A protester outside last year's MIPIM property conference in London (Photo by Oscar Webb)

Ultimately, a rent cap working, or house prices coming down, are both dependent on another factor – how much affordable, social and every-other-kind-of housing is being built. "Rents can only be reduced sustainably by increasing the overall supply of all types of homes," writes Lloyd on the Shelter blog, "so that more people can get a social home or buy their own with a mortgage, and fewer private renters have to compete over each available home."

In theory this is where that surcharge on rents that are higher than the cap comes in – that money being fed into the building of social housing. But would the benefits of that money be felt quickly and strongly enough, or at all? Reynolds thinks not. Not only would the money get swallowed up by bureaucracy she says, but " What housing associations need, and councils in fact, is the ability to invest a significant amount of capital in building new buildings and the only way they can do that is by being given a large amount of capital. A paltry little charge on the occasional landlord who chooses to charge a little bit over is not going to work." And that seems to make sense – how many landlords would have to charge significantly over the cap to build a significant number of social houses?
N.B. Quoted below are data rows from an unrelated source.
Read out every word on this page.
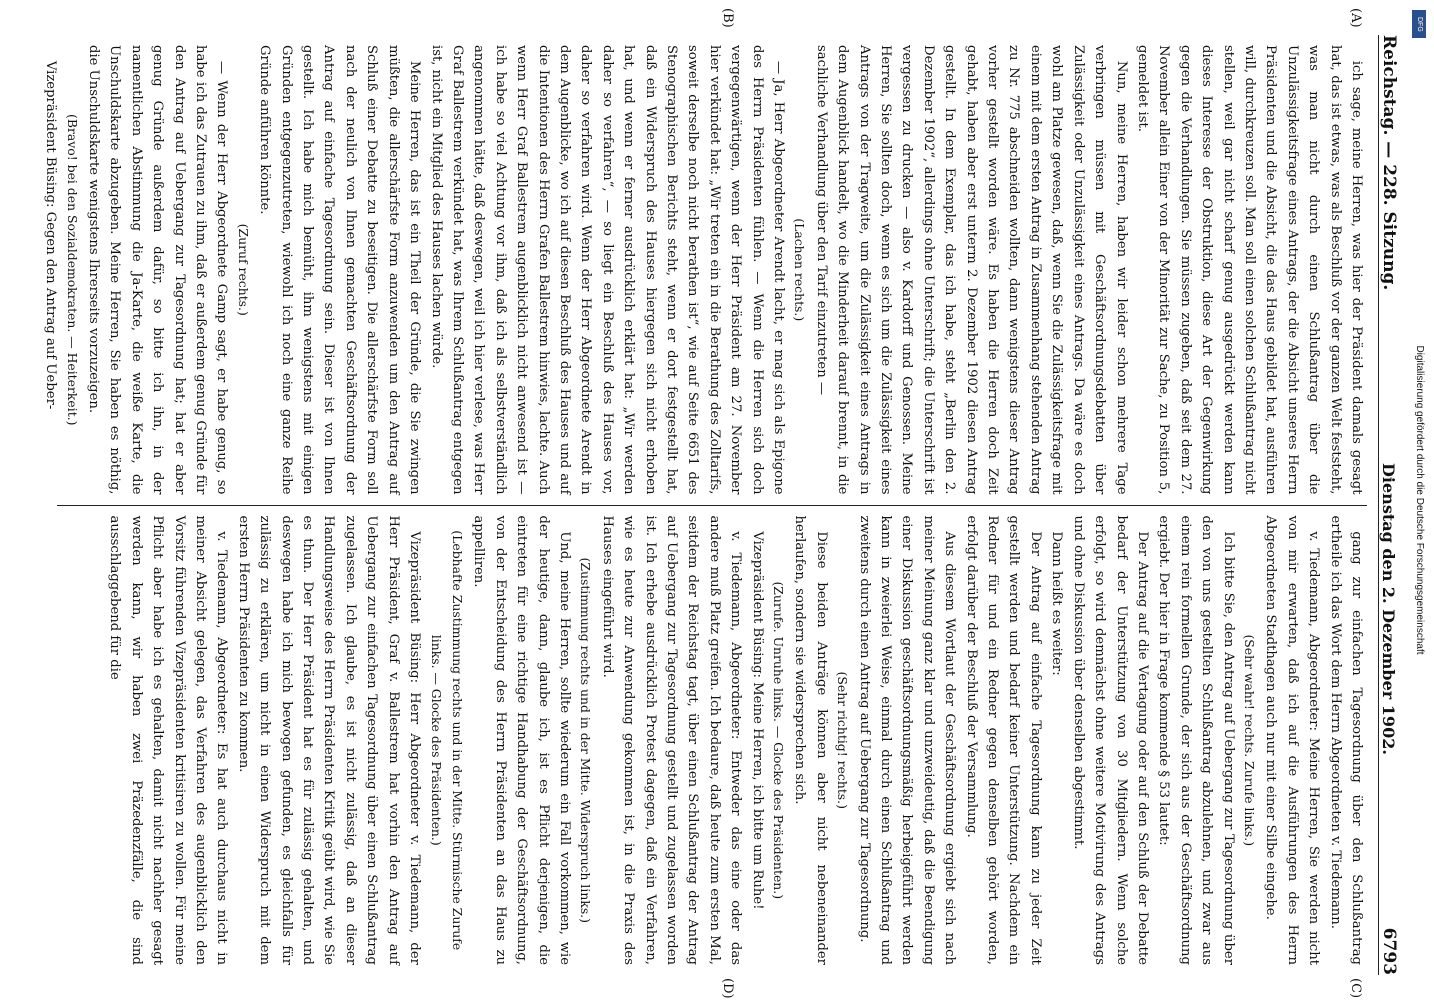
Reichstag. — 228. Sitzung.
Dienstag den 2. Dezember 1902.
6793
(A)
(B)
(C)
(D)

ich sage, meine Herren, was hier der Präsident damals gesagt hat, das ist etwas, was als Beschluß vor der ganzen Welt feststeht, was man nicht durch einen Schlußantrag über die Unzulässigkeitsfrage eines Antrags, der die Absicht unseres Herrn Präsidenten und die Absicht, die das Haus gebildet hat, ausführen will, durchkreuzen soll. Man soll einen solchen Schlußantrag nicht stellen, weil gar nicht scharf genug ausgedrückt werden kann dieses Interesse der Obstruktion, diese Art der Gegenwirkung gegen die Verhandlungen. Sie müssen zugeben, daß seit dem 27. November allein Einer von der Minorität zur Sache, zu Position 5, gemeldet ist.

Nun, meine Herren, haben wir leider schon mehrere Tage verbringen müssen mit Geschäftsordnungsdebatten über Zulässigkeit oder Unzulässigkeit eines Antrags. Da wäre es doch wohl am Platze gewesen, daß, wenn Sie die Zulässigkeitsfrage mit einem mit dem ersten Antrag in Zusammenhang stehenden Antrag zu Nr. 775 abschneiden wollten, dann wenigstens dieser Antrag vorher gestellt worden wäre. Es haben die Herren doch Zeit gehabt, haben aber erst unterm 2. Dezember 1902 diesen Antrag gestellt. In dem Exemplar, das ich habe, steht „Berlin den 2. Dezember 1902“, allerdings ohne Unterschrift; die Unterschrift ist vergessen zu drucken — also v. Kardorff und Genossen. Meine Herren, Sie sollten doch, wenn es sich um die Zulässigkeit eines Antrags von der Tragweite, um die Zulässigkeit eines Antrags in dem Augenblick handelt, wo die Minderheit darauf brennt, in die sachliche Verhandlung über den Tarif einzutreten —

(Lachen rechts.)

— Ja, Herr Abgeordneter Arendt lacht, er mag sich als Epigone des Herrn Präsidenten fühlen. — Wenn die Herren sich doch vergegenwärtigen, wenn der Herr Präsident am 27. November hier verkündet hat: „Wir treten ein in die Berathung des Zolltarifs, soweit derselbe noch nicht berathen ist“, wie auf Seite 6651 des Stenographischen Berichts steht, wenn er dort festgestellt hat, daß ein Widerspruch des Hauses hiergegen sich nicht erhoben hat, und wenn er ferner ausdrücklich erklärt hat: „Wir werden daher so verfahren“, — so liegt ein Beschluß des Hauses vor, daher so verfahren wird. Wenn der Herr Abgeordnete Arendt in dem Augenblicke, wo ich auf diesen Beschluß des Hauses und auf die Intentionen des Herrn Grafen Ballestrem hinwies, lachte. Auch wenn Herr Graf Ballestrem augenblicklich nicht anwesend ist — ich habe so viel Achtung vor ihm, daß ich als selbstverständlich angenommen hätte, daß deswegen, weil ich hier verlese, was Herr Graf Ballestrem verkündet hat, was Ihrem Schlußantrag entgegen ist, nicht ein Mitglied des Hauses lachen würde.

Meine Herren, das ist ein Theil der Gründe, die Sie zwingen müßten, die allerschärfste Form anzuwenden um den Antrag auf Schluß einer Debatte zu beseitigen. Die allerschärfste Form soll nach der neulich von Ihnen gemachten Geschäftsordnung der Antrag auf einfache Tagesordnung sein. Dieser ist von Ihnen gestellt. Ich habe mich bemüht, ihm wenigstens mit einigen Gründen entgegenzutreten, wiewohl ich noch eine ganze Reihe Gründe anführen könnte.

(Zuruf rechts.)

— Wenn der Herr Abgeordnete Gamp sagt, er habe genug, so habe ich das Zutrauen zu ihm, daß er außerdem genug Gründe für den Antrag auf Uebergang zur Tagesordnung hat; hat er aber genug Gründe außerdem dafür, so bitte ich ihn, in der namentlichen Abstimmung die Ja-Karte, die weiße Karte, die Unschuldskarte abzugeben. Meine Herren, Sie haben es nöthig, die Unschuldskarte wenigstens Ihrerseits vorzuzeigen.

(Bravo! bei den Sozialdemokraten. — Heiterkeit.)

Vizepräsident Büsing: Gegen den Antrag auf Ueber-

gang zur einfachen Tagesordnung über den Schlußantrag ertheile ich das Wort dem Herrn Abgeordneten v. Tiedemann.

v. Tiedemann, Abgeordneter: Meine Herren, Sie werden nicht von mir erwarten, daß ich auf die Ausführungen des Herrn Abgeordneten Stadthagen auch nur mit einer Silbe eingehe.

(Sehr wahr! rechts. Zurufe links.)

Ich bitte Sie, den Antrag auf Uebergang zur Tagesordnung über den von uns gestellten Schlußantrag abzulehnen, und zwar aus einem rein formellen Grunde, der sich aus der Geschäftsordnung ergiebt. Der hier in Frage kommende § 53 lautet:

Der Antrag auf die Vertagung oder auf den Schluß der Debatte bedarf der Unterstützung von 30 Mitgliedern. Wenn solche erfolgt, so wird demnächst ohne weitere Motivirung des Antrags und ohne Diskussion über denselben abgestimmt.

Dann heißt es weiter:

Der Antrag auf einfache Tagesordnung kann zu jeder Zeit gestellt werden und bedarf keiner Unterstützung. Nachdem ein Redner für und ein Redner gegen denselben gehört worden, erfolgt darüber der Beschluß der Versammlung.

Aus diesem Wortlaut der Geschäftsordnung ergiebt sich nach meiner Meinung ganz klar und unzweideutig, daß die Beendigung einer Diskussion geschäftsordnungsmäßig herbeigeführt werden kann in zweierlei Weise, einmal durch einen Schlußantrag und zweitens durch einen Antrag auf Uebergang zur Tagesordnung.

(Sehr richtig! rechts.)

Diese beiden Anträge können aber nicht nebeneinander herlaufen, sondern sie widersprechen sich.

(Zurufe. Unruhe links. — Glocke des Präsidenten.)

Vizepräsident Büsing: Meine Herren, ich bitte um Ruhe!

v. Tiedemann, Abgeordneter: Entweder das eine oder das andere muß Platz greifen. Ich bedaure, daß heute zum ersten Mal, seitdem der Reichstag tagt, über einen Schlußantrag der Antrag auf Uebergang zur Tagesordnung gestellt und zugelassen worden ist. Ich erhebe ausdrücklich Protest dagegen, daß ein Verfahren, wie es heute zur Anwendung gekommen ist, in die Praxis des Hauses eingeführt wird.

(Zustimmung rechts und in der Mitte. Widerspruch links.)

Und, meine Herren, sollte wiederum ein Fall vorkommen, wie der heutige, dann, glaube ich, ist es Pflicht derjenigen, die eintreten für eine richtige Handhabung der Geschäftsordnung, von der Entscheidung des Herrn Präsidenten an das Haus zu appelliren.

(Lebhafte Zustimmung rechts und in der Mitte. Stürmische Zurufe links. — Glocke des Präsidenten.)

Vizepräsident Büsing: Herr Abgeordneter v. Tiedemann, der Herr Präsident, Graf v. Ballestrem hat vorhin den Antrag auf Uebergang zur einfachen Tagesordnung über einen Schlußantrag zugelassen. Ich glaube, es ist nicht zulässig, daß an dieser Handlungsweise des Herrn Präsidenten Kritik geübt wird, wie Sie es thun. Der Herr Präsident hat es für zulässig gehalten, und deswegen habe ich mich bewogen gefunden, es gleichfalls für zulässig zu erklären, um nicht in einen Widerspruch mit dem ersten Herrn Präsidenten zu kommen.

v. Tiedemann, Abgeordneter: Es hat auch durchaus nicht in meiner Absicht gelegen, das Verfahren des augenblicklich den Vorsitz führenden Vizepräsidenten kritisiren zu wollen. Für meine Pflicht aber habe ich es gehalten, damit nicht nachher gesagt werden kann, wir haben zwei Präzedenzfälle, die sind ausschlaggebend für die

DFG
Digitalisierung gefördert durch die Deutsche Forschungsgemeinschaft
Hilton, argues persuasively that, sure, there may be flaws in capping rents, but the flaws in the current system are so huge that a different set of flaws might be preferable. Lloyd, meanwhile, posits a less drastic form of rent control, where tenants have long contracts and rent can only increase at the same rate as inflation.
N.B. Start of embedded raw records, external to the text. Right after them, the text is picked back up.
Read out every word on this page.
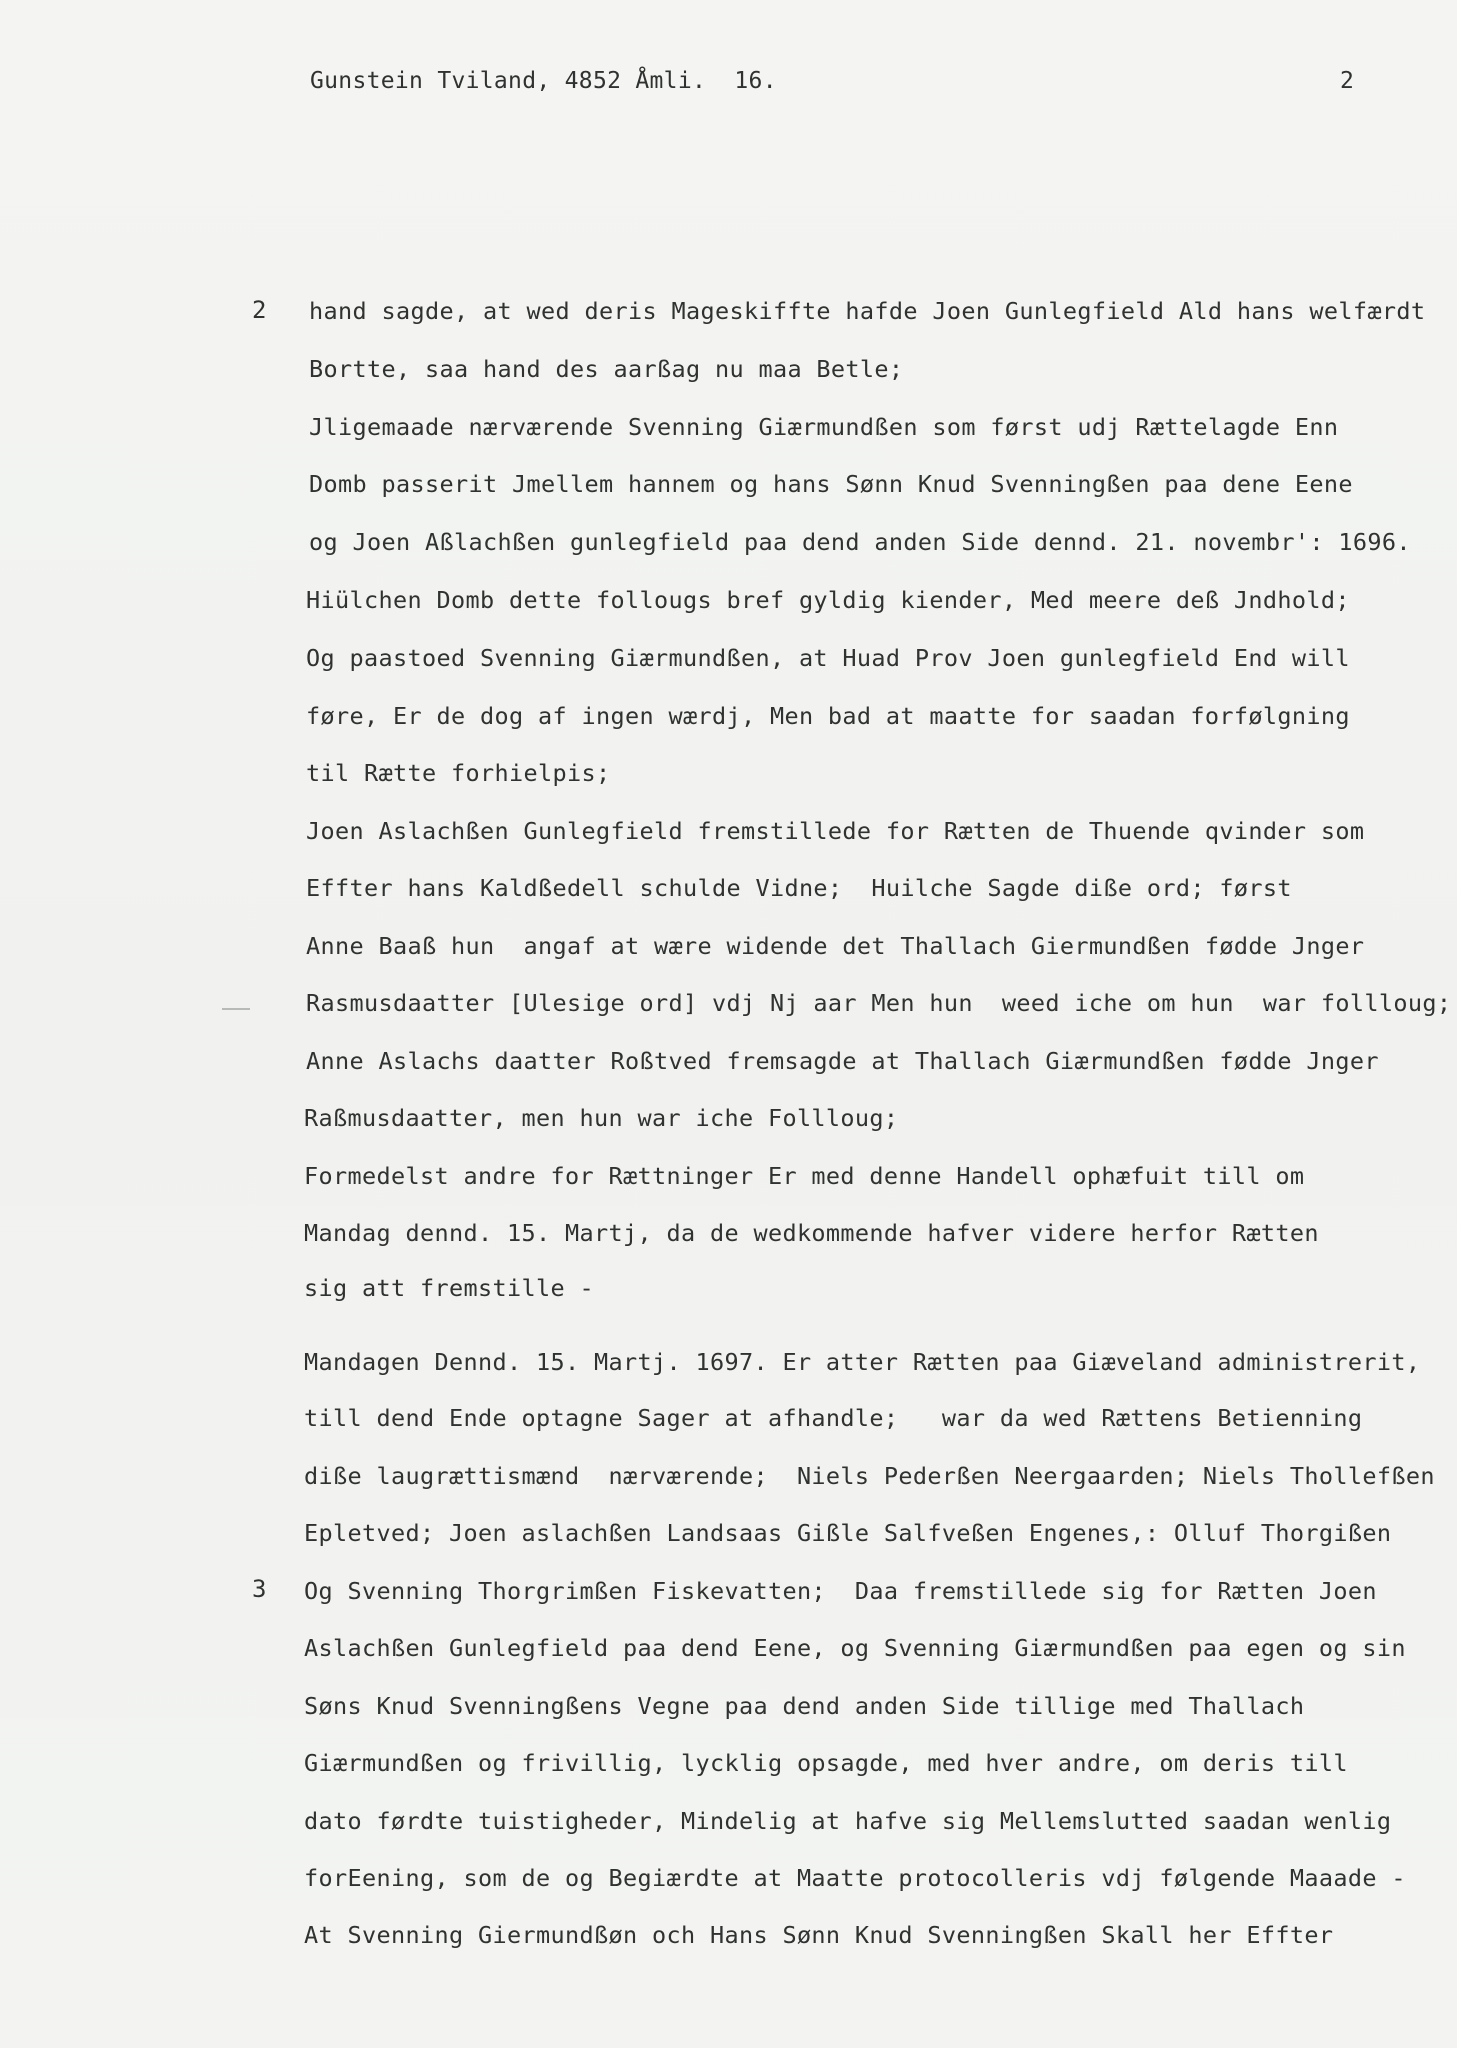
Gunstein Tviland, 4852 Åmli.  16.	2
2
3
hand sagde, at wed deris Mageskiffte hafde Joen Gunlegfield Ald hans welfærdt
Bortte, saa hand des aarßag nu maa Betle;
Jligemaade nærværende Svenning Giærmundßen som først udj Rættelagde Enn
Domb passerit Jmellem hannem og hans Sønn Knud Svenningßen paa dene Eene
og Joen Aßlachßen gunlegfield paa dend anden Side dennd. 21. novembr': 1696.
Hiülchen Domb dette follougs bref gyldig kiender, Med meere deß Jndhold;
Og paastoed Svenning Giærmundßen, at Huad Prov Joen gunlegfield End will
føre, Er de dog af ingen wærdj, Men bad at maatte for saadan forfølgning
til Rætte forhielpis;
Joen Aslachßen Gunlegfield fremstillede for Rætten de Thuende qvinder som
Effter hans Kaldßedell schulde Vidne;  Huilche Sagde diße ord; først
Anne Baaß hun  angaf at wære widende det Thallach Giermundßen fødde Jnger
Rasmusdaatter [Ulesige ord] vdj Nj aar Men hun  weed iche om hun  war follloug;
Anne Aslachs daatter Roßtved fremsagde at Thallach Giærmundßen fødde Jnger
Raßmusdaatter, men hun war iche Follloug;
Formedelst andre for Rættninger Er med denne Handell ophæfuit till om
Mandag dennd. 15. Martj, da de wedkommende hafver videre herfor Rætten
sig att fremstille -
Mandagen Dennd. 15. Martj. 1697. Er atter Rætten paa Giæveland administrerit,
till dend Ende optagne Sager at afhandle;   war da wed Rættens Betienning
diße laugrættismænd  nærværende;  Niels Pederßen Neergaarden; Niels Thollefßen
Epletved; Joen aslachßen Landsaas Gißle Salfveßen Engenes,: Olluf Thorgißen
Og Svenning Thorgrimßen Fiskevatten;  Daa fremstillede sig for Rætten Joen
Aslachßen Gunlegfield paa dend Eene, og Svenning Giærmundßen paa egen og sin
Søns Knud Svenningßens Vegne paa dend anden Side tillige med Thallach
Giærmundßen og frivillig, lycklig opsagde, med hver andre, om deris till
dato førdte tuistigheder, Mindelig at hafve sig Mellemslutted saadan wenlig
forEening, som de og Begiærdte at Maatte protocolleris vdj følgende Maaade -
At Svenning Giermundßøn och Hans Sønn Knud Svenningßen Skall her Effter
What's clear is that something needs to change. "If you take this many people and you put them under this much pressure, then one day it breaks", Hilton said, pointing out that in 1915 tenants in Glasgow went on strike and just stopped paying rent entirely. The only real way out is for there to be enough homes for people to live in. The housing system is a desperate mess, which is what makes the idea of a rent cap so seductive. But for the same reason, policies that sound so simply attractive end up being fraught with problems. Unfortunately, there are no quick fixes for the UK's beleaguered renters.